Archives For Caricatures

Nero 1We tend to caricature those we dislike. We usually do it with words, either dismissive or insulting. Sometimes we do it with images.

I wrote an essay once entitled “Demonizing Our Enemies,” and in this world of constant turmoil it includes a message we cannot afford to forget. If you’re interested in reading it, it’s on page fifty-four of the first issue of Curtana: Sword of Mercy, and you can read (or download) it for free here.

Sometimes, however, what appears on the surface to be an insult . . . may simply be a reflection of accuracy. That, I think, is the case in the coin pictured above. It displays a portrait of the Emperor Nero, in all of his porcine grandeur. It is, in a single word, grotesque.

Nero 2Consider this image, of the emperor in his youth. It’s rather disgusting to see what he had become. But the fruits of unrelenting debauchery and murder do take a toll.

Still, one wonders how an image like this ever came to be. What emperor, in his right mind, would allow us a graphic reproduction of his ugliness? Especially when it would have been a simple thing to circulate at the mints an idealized portrait for official use. (That, of course, has been a common practice throughout history.)

As a bit of a numismatist, I was curious as to how it came to be. My first impression upon seeing the bizarre likeness of the imperator was that it must be a “barbarous” imitation of a Roman coin. Such counterfeits became fairly common in the fourth century, and they are usually identified by terribly garbled legends (inscriptions).

After doing enough research to determine this was a genuine imperial issue, I wondered if the celator (die-carver) might have been put to death for his presumption. No evidence of that, though it may have happened.
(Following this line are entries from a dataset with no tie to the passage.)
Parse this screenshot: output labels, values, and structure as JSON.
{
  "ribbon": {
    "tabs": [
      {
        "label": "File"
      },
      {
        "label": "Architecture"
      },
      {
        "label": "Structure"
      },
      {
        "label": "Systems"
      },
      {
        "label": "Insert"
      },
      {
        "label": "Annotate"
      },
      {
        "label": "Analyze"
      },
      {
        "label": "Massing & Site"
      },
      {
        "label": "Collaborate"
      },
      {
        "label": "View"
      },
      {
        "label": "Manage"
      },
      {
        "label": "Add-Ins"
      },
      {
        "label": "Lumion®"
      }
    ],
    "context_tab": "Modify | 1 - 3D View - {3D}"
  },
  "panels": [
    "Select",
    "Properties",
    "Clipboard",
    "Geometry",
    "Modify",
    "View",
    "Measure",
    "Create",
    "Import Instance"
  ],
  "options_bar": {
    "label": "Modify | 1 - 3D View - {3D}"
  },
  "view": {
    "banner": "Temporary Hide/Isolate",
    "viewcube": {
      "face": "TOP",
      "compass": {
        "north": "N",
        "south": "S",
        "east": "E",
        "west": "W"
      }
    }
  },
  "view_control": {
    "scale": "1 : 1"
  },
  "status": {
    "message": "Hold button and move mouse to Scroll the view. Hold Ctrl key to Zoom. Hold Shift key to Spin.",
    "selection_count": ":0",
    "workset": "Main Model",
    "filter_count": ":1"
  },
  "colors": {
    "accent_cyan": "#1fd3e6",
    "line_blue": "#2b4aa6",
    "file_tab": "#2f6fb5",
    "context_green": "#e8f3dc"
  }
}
I have to assume that Nero was so self-consumed that he was oblivious to the way the corpulent image must have invited silent ridicule. He was, after all, despised by virtually everyone for his countless excesses.
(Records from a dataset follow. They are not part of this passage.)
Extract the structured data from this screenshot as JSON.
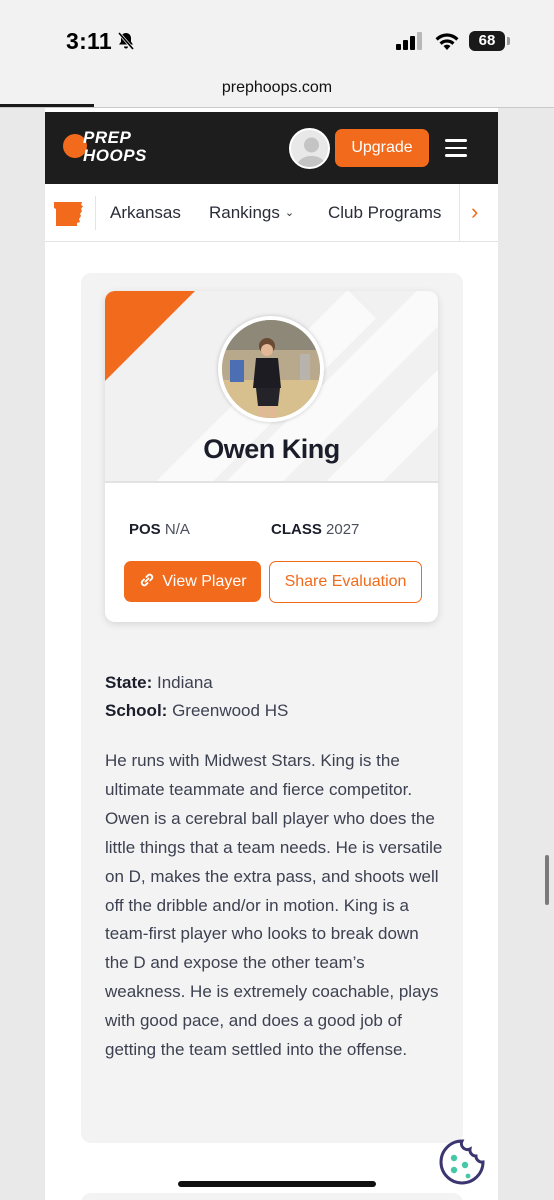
{
  "status_bar": {
    "time": "3:11",
    "battery": "68"
  },
  "browser": {
    "url": "prephoops.com",
    "load_progress": 0.17
  },
  "header": {
    "logo_line1": "PREP",
    "logo_line2": "HOOPS",
    "upgrade_label": "Upgrade"
  },
  "subnav": {
    "items": [
      {
        "label": "Arkansas"
      },
      {
        "label": "Rankings"
      },
      {
        "label": "Club Programs"
      }
    ]
  },
  "player": {
    "name": "Owen King",
    "pos_label": "POS",
    "pos_value": "N/A",
    "class_label": "CLASS",
    "class_value": "2027",
    "view_label": "View Player",
    "share_label": "Share Evaluation"
  },
  "details": {
    "state_label": "State:",
    "state_value": "Indiana",
    "school_label": "School:",
    "school_value": "Greenwood HS"
  },
  "evaluation": {
    "text": "He runs with Midwest Stars. King is the ultimate teammate and fierce competitor. Owen is a cerebral ball player who does the little things that a team needs. He is versatile on D, makes the extra pass, and shoots well off the dribble and/or in motion. King is a team-first player who looks to break down the D and expose the other team’s weakness. He is extremely coachable, plays with good pace, and does a good job of getting the team settled into the offense."
  },
  "colors": {
    "brand_orange": "#f26a1b",
    "header_dark": "#1d1d1d"
  }
}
So, ultimately, the doomed emperor unintentionally played the proverbial joke upon himself. By allowing an accurate portrayal of the imperial profile, he preserved for all time a true testimony to himself. He may have falsely blamed the Christians for Rome’s terrible fire, but he had no one other than himself to indict for his metallic legacy.
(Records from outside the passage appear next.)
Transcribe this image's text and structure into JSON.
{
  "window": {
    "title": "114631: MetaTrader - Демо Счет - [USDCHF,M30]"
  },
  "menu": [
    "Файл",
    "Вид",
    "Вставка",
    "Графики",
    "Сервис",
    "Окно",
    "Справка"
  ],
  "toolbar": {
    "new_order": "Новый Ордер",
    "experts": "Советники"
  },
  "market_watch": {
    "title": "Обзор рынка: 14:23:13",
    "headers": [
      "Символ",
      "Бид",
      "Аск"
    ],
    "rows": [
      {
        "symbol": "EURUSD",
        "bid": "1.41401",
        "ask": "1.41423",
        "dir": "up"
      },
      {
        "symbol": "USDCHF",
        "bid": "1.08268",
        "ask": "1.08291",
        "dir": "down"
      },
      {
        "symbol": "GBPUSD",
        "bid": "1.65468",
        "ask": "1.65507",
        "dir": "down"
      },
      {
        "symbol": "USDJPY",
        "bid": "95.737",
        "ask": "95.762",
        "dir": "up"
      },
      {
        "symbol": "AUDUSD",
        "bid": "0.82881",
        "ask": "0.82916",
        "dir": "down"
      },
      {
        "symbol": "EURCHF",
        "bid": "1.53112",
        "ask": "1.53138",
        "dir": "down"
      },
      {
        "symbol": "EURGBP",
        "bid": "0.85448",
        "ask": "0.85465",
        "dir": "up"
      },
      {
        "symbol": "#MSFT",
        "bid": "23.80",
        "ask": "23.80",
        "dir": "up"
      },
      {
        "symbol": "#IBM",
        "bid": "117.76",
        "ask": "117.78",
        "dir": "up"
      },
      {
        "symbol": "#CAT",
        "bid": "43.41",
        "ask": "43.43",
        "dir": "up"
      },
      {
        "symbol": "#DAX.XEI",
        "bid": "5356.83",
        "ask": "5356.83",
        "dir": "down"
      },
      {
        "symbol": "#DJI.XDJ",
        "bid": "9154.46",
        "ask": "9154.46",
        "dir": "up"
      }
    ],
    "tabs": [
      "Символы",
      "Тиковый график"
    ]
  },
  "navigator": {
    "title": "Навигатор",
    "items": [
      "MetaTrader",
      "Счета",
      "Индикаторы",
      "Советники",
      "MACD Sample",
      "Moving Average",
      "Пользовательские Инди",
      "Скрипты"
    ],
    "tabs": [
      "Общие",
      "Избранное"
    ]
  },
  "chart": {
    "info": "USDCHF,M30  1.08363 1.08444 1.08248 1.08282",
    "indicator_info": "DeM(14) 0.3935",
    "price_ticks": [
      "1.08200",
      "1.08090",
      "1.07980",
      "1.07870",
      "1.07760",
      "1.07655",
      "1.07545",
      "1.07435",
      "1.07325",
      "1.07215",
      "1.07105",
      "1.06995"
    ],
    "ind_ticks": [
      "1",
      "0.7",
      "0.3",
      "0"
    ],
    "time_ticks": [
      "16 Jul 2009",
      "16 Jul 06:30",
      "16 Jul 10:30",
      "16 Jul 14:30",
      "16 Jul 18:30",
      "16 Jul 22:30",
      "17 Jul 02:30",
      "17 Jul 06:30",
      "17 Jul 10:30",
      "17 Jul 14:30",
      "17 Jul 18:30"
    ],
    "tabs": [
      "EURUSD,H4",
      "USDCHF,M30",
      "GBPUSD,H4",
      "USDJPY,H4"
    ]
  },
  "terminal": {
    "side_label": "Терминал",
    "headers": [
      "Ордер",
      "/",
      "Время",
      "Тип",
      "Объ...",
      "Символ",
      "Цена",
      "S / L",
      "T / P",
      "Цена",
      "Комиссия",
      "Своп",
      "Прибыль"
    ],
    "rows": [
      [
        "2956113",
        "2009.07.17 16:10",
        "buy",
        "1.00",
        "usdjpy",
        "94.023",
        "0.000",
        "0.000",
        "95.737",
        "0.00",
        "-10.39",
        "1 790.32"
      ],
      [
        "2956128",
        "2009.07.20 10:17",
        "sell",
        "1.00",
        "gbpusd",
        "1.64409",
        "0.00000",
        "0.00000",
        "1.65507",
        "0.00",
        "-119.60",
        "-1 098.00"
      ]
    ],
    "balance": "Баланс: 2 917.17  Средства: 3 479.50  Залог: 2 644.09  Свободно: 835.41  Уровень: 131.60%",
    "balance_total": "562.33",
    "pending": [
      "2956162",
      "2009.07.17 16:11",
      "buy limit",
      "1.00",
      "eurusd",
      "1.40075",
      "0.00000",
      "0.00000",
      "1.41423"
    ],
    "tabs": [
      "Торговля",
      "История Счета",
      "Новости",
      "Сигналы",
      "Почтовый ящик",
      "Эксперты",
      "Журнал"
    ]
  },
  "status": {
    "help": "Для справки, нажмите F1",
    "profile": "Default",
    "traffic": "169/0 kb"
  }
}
For those curious as to how I might work a Lewisian theme into this unusual post, allow me to include the following passing reference to the self-acclaimed master of the lyre. It appears in the essay “Learning in War-Time”

A University is a society for the pursuit of learning. . . . At first sight this seems to be an odd thing to do during a great war. What is the use of beginning a task which we have so little chance of finishing. . . Is it not like fiddling while Rome burns?

Now it seems to me that we shall not be able to answer these questions until we have put them by the side of certain other questions which every Christian ought to have asked himself in peace-time. I spoke just now of fiddling while Rome burns. But to a Christian the true tragedy of Nero must be not that he fiddled while the city was on fire but that he fiddled on the brink of hell.

And—lest any of us smugly nod in agreement that such an evil man most assuredly deserved his searing fate—here is another passage from Lewis that offers a sobering truth.

In the long run the answer to all those who object to the doctrine of hell, is itself a question: “What are you asking God to do?” To wipe out their past sins and, at all costs, to give them a fresh start, smoothing every difficulty and offering every miraculous help? But He has done so, on Calvary. To forgive them? They will not be forgiven [editor: they will not accept God’s forgiveness]. To leave them alone? Alas, I am afraid that is what He does.

One caution, and I have done. In order to rouse modern minds to an understanding of the issues, I ventured to introduce in this chapter a picture of the sort of bad man whom we most easily perceive to be truly bad. But when the picture has done that work, the sooner it is forgotten the better.

In all discussions of Hell we should keep steadily before our eyes the possible damnation, not of our enemies nor our friends (since both these disturb the reason) but of ourselves. This chapter is not about your wife or son, nor about Nero or Judas Iscariot; it is about you and me. (The Problem of Pain).